If you want to summarize documents, for example, this is something that a good local LLM can often do well, as long as the text fits in the local LLM’s context window. Local LLMs are also very good for creative writing tasks, extracting data from images, and standard logic or math problems.
Where proprietary LLMs win is in more complex tasks. If you want a cross-document analysis of 100 different documents, a local LLM may not be able to handle the context, but some proprietary LLMs can. While local LLMs can do logic and math, proprietary LLMs can usually handle much more complex tasks.
Some local LLMs can handle coding tasks almost as well as proprietary models. Proprietary LLMs tend to pull ahead when you need to do something more involved, such as redesigning an app’s entire architecture.
While a local LLM can’t yet match a proprietary LLM at complex tasks, there’s a lot you can do locally. That’s why I use both a local LLM and cloud-based proprietary models and choose which one to use based on the task I want to complete.
The benefits of local LLMs
Keep your data local and private
If proprietary LLMs are superior, why bother using a local LLM at all? There are a number of reasons why using a local LLM can be a better option.
One of the biggest benefits of using a local LLM is privacy. When you use a proprietary LLM, everything you type and every file you upload is sent to the LLM’s servers. If you don’t want to share private information, a local LLM can help you avoid sending data to third-party servers.
For example, I used a local LLM to find sensitive information in bank statements such as account numbers, people’s names, or addresses. I was then able to redact this information before I uploaded the files to a proprietary LLM that could analyze my spending habits based on the bank statements.
Local LLMs can also be useful for cases where proprietary LLMs are overly strict and refuse to give answers. You can find local models that don’t include such strict filters. For example, if you’re using an LLM for a role-playing game, a proprietary model might refuse to describe a sword fight, while some local models would have no such qualms.

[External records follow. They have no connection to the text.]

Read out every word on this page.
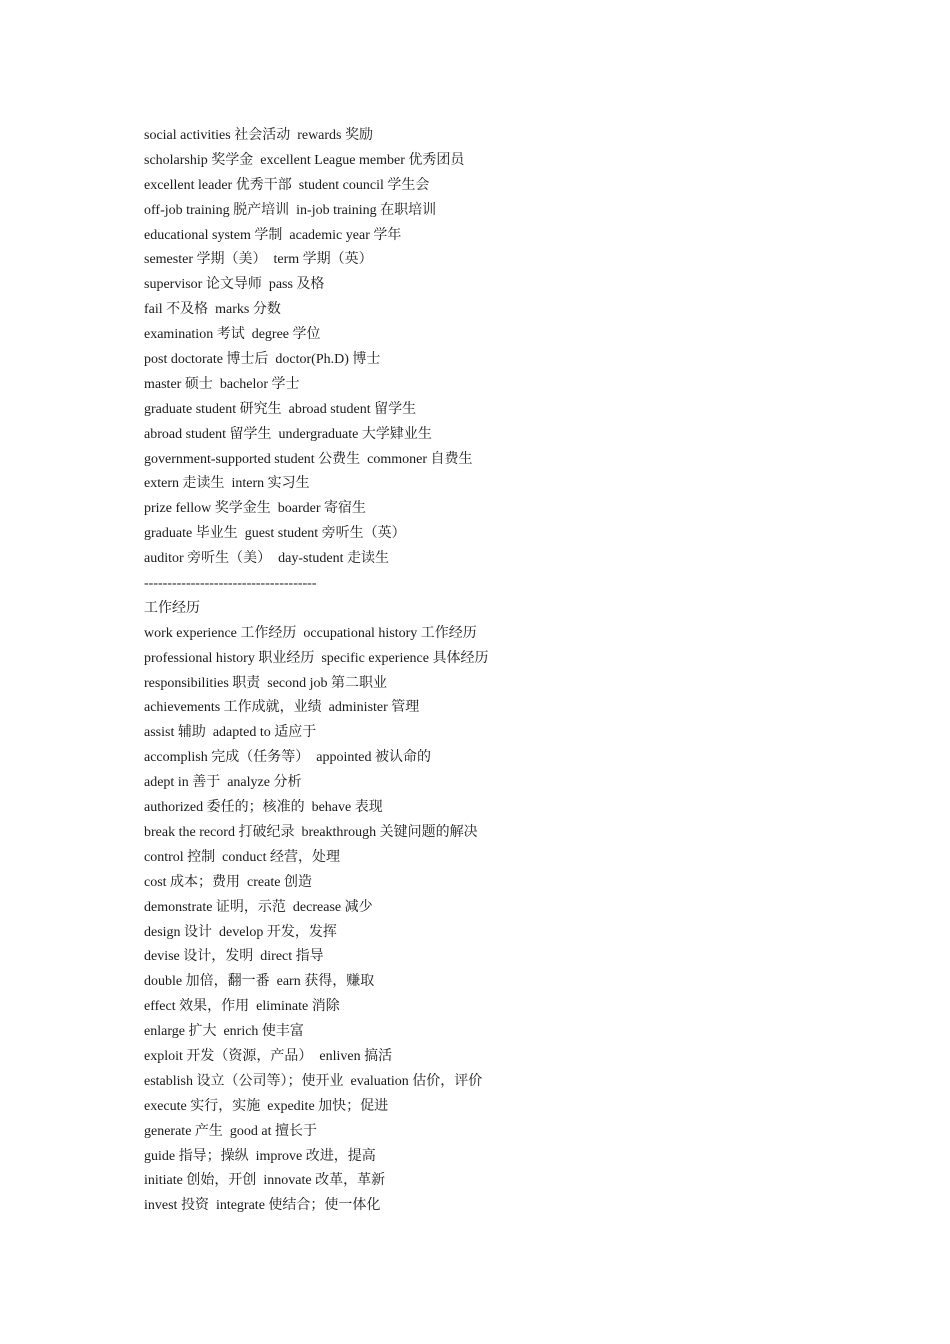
social activities 社会活动  rewards 奖励
scholarship 奖学金  excellent League member 优秀团员
excellent leader 优秀干部  student council 学生会
off-job training 脱产培训  in-job training 在职培训
educational system 学制  academic year 学年
semester 学期（美）  term 学期（英）
supervisor 论文导师  pass 及格
fail 不及格  marks 分数
examination 考试  degree 学位
post doctorate 博士后  doctor(Ph.D) 博士
master 硕士  bachelor 学士
graduate student 研究生  abroad student 留学生
abroad student 留学生  undergraduate 大学肄业生
government-supported student 公费生  commoner 自费生
extern 走读生  intern 实习生
prize fellow 奖学金生  boarder 寄宿生
graduate 毕业生  guest student 旁听生（英）
auditor 旁听生（美）  day-student 走读生
-------------------------------------
工作经历
work experience 工作经历  occupational history 工作经历
professional history 职业经历  specific experience 具体经历
responsibilities 职责  second job 第二职业
achievements 工作成就，业绩  administer 管理
assist 辅助  adapted to 适应于
accomplish 完成（任务等）  appointed 被认命的
adept in 善于  analyze 分析
authorized 委任的；核准的  behave 表现
break the record 打破纪录  breakthrough 关键问题的解决
control 控制  conduct 经营，处理
cost 成本；费用  create 创造
demonstrate 证明，示范  decrease 减少
design 设计  develop 开发，发挥
devise 设计，发明  direct 指导
double 加倍，翻一番  earn 获得，赚取
effect 效果，作用  eliminate 消除
enlarge 扩大  enrich 使丰富
exploit 开发（资源，产品）  enliven 搞活
establish 设立（公司等）；使开业  evaluation 估价，评价
execute 实行，实施  expedite 加快；促进
generate 产生  good at 擅长于
guide 指导；操纵  improve 改进，提高
initiate 创始，开创  innovate 改革，革新
invest 投资  integrate 使结合；使一体化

I also use a local LLM for tasks that don’t require the power of a proprietary LLM. I have a Claude subscription, which comes with usage limits. Rather than wasting this usage on simple tasks, I can use the local LLM instead and save my Claude usage for more complex stuff, such as coding.
A local LLM can be a helpful tool
Local LLMs may not be able to match the power of proprietary models just yet, but there are multiple ways you can use them. Combining a local LLM with a cloud-based model such as Claude or ChatGPT gives you the best of both worlds: privacy when you want it and power when you need it.